Я знала, что лучше не перечить и не протестовать, когда Умма пребывает в таком настроении. Умма миниатюрная – она часто замечала, что ее талия и запястья такие же тонкие, как у меня – но когда она злится, то как будто занимает собой все пространство. Даже аккуратно причесанные пряди ее коротко подстриженных волос потрескивают от энергии, когда она кричит, используя всю мощь своего чистого сопрано[12], чтобы выразить свое недовольство мной или Апой, тем, какие мы медлительные, ленивые или эгоистичные. Умма часто смешивала мои недостатки с недостатками отца, когда действительно расходилась не на шутку, так что в конце концов становилось трудно разобраться, какие ошибки все-таки вменялись в вину мне, а какие – Апе. Наши изъяны превращались в линии, пересекающиеся друг с другом, сплетающиеся в паутину ошибок и слабостей, совершенную сеть грехов.

Дорога домой из школы обычно занимала меньше десяти минут, но в тот день мне показалось, что она неестественно затянулась. Мы проехали мимо парка, где я часто часами бесцельно каталась на велосипеде по выходным; мимо улицы, на которой стояли в ряд четыре бледно-голубых дома; мимо прачечной самообслуживания, которой заправляла семья Чу, перед входом которой стояла банка, полная клубничных конфет, завернутых в фольгу; мимо винного магазина, работавшего, казалось, круглые сутки, а парковка возле него выглядела комично большой по сравнению с самим магазином. Умма даже не потрудилась объехать стороной «Фонтан-плазу», и я смотрела, как ТЦ проносится мимо моего окна, гадая, что сейчас делает осьминог Долорес.

Апа говорил мне, что Долорес редко спала. Вместо того, чтобы закрыть глаза и парить в невесомости своего аквариума, как я себе это представляла, она предпочла быть первым осьминогом в истории, которому, судя по всему, почти не требовалась фаза глубокого сна. По его словам, она почти всегда что-то делала, даже когда отдыхала. Казалось, ей нравилось плавать, зависать в воде или прятаться среди камней на дне, как будто она играла сама с собой в прятки. Он никогда не видел осьминога с такой предрасположенностью к играм.

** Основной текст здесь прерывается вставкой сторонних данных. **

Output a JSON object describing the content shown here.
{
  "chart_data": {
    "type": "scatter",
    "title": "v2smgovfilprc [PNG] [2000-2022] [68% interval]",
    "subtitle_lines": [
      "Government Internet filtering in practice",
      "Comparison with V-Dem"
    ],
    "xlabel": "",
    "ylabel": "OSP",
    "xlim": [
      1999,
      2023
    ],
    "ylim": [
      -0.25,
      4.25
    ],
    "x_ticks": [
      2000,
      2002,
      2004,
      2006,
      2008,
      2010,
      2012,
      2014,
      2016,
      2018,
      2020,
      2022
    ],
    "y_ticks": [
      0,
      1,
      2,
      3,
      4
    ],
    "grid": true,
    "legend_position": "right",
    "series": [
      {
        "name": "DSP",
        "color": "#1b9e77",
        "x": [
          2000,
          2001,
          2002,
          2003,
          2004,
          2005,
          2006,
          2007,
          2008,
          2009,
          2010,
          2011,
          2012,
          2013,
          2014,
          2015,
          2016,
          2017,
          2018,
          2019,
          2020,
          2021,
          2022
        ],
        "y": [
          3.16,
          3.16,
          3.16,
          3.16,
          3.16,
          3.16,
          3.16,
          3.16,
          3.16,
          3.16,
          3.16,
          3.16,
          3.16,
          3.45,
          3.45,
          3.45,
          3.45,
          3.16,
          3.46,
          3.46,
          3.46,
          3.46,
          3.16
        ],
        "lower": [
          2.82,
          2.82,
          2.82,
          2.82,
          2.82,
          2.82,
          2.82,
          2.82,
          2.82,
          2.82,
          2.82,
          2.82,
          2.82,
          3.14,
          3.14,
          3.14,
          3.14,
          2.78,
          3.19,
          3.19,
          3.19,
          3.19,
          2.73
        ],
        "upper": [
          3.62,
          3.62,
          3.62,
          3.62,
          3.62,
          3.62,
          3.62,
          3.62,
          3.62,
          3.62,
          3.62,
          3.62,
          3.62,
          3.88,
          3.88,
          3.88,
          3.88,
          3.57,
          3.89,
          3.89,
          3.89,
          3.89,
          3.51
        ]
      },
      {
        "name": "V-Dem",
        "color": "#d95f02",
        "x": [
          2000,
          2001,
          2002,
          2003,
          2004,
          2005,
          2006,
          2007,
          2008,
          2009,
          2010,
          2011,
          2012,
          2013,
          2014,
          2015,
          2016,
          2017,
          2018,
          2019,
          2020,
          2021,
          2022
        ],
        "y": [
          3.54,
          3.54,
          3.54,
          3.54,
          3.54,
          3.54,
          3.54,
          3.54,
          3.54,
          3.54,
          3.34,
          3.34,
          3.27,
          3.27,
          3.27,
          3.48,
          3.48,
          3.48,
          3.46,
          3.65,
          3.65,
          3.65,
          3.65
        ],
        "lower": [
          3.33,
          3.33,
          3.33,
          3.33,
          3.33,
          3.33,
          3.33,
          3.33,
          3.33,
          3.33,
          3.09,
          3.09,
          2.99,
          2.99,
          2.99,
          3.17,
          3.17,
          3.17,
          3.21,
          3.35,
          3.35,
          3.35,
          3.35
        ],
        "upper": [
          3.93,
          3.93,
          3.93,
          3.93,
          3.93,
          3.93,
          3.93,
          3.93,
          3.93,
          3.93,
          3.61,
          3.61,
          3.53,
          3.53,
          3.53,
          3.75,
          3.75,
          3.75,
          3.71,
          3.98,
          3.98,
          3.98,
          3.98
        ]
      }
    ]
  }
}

– Мы думаем, причиной такого поведения может быть место, где она выросла, – сказал он. – Берингова Воронка – это невероятное место, соединившее в себе мыслимые и немыслимые неблагоприятные условия окружающей среды, но эта особенность привела к рождению и развитию множества существ, подобных Долорес – прекрасных аномалий.

– Что такое «аномалия»? – уточнила я.

– Это все, что отклоняется от ожиданий. То, что не поддается пониманию или логике.

Он заставил меня записать это на карточке и попрактиковаться в правильном написании и произношении слова, как он всегда делал, когда я спрашивала его, что означает то или иное понятие. Он стеснялся своего акцента, того, что люди в первую очередь слышали мягкие «р», «л» и непривычные интонации[13], прежде чем начинали понимать, что он говорит. У него было три ученых степени – бакалавр биологии, магистр экономики и доктор морской биологии – но его никогда не воспринимали так же, как его белых коллег (которые, как он всякий раз подчеркивал, получили худшее образование, чем было у него). «Недостаточно быть таким же хорошим, как они, Арим, – постоянно повторял он. – Нужно быть лучше».

В конце Сикамор-стрит, где мы обычно сворачивали налево, а затем направо, чтобы вернуться домой, Умма внезапно перестроилась в правую полосу, попутно подрезав белый джип и синюю «субару».

– Умма? – позвала я. – Дом в другой стороне.

Но она проигнорировала меня и повернула в противоположном направлении, к шоссе.

Я откинулась на спинку сиденья и наблюдала, как Умма набирает скорость, выруливая на шоссе, словно профессиональный водитель. Обычно она вела себя робко и нерешительно за рулем, но сейчас она вела машину как автогонщик, ускоряясь и сворачивая, пока мы не оказались в потоке автомобилей, который двигался по автостраде номер четыре незадолго до начала ежевечерней пробки.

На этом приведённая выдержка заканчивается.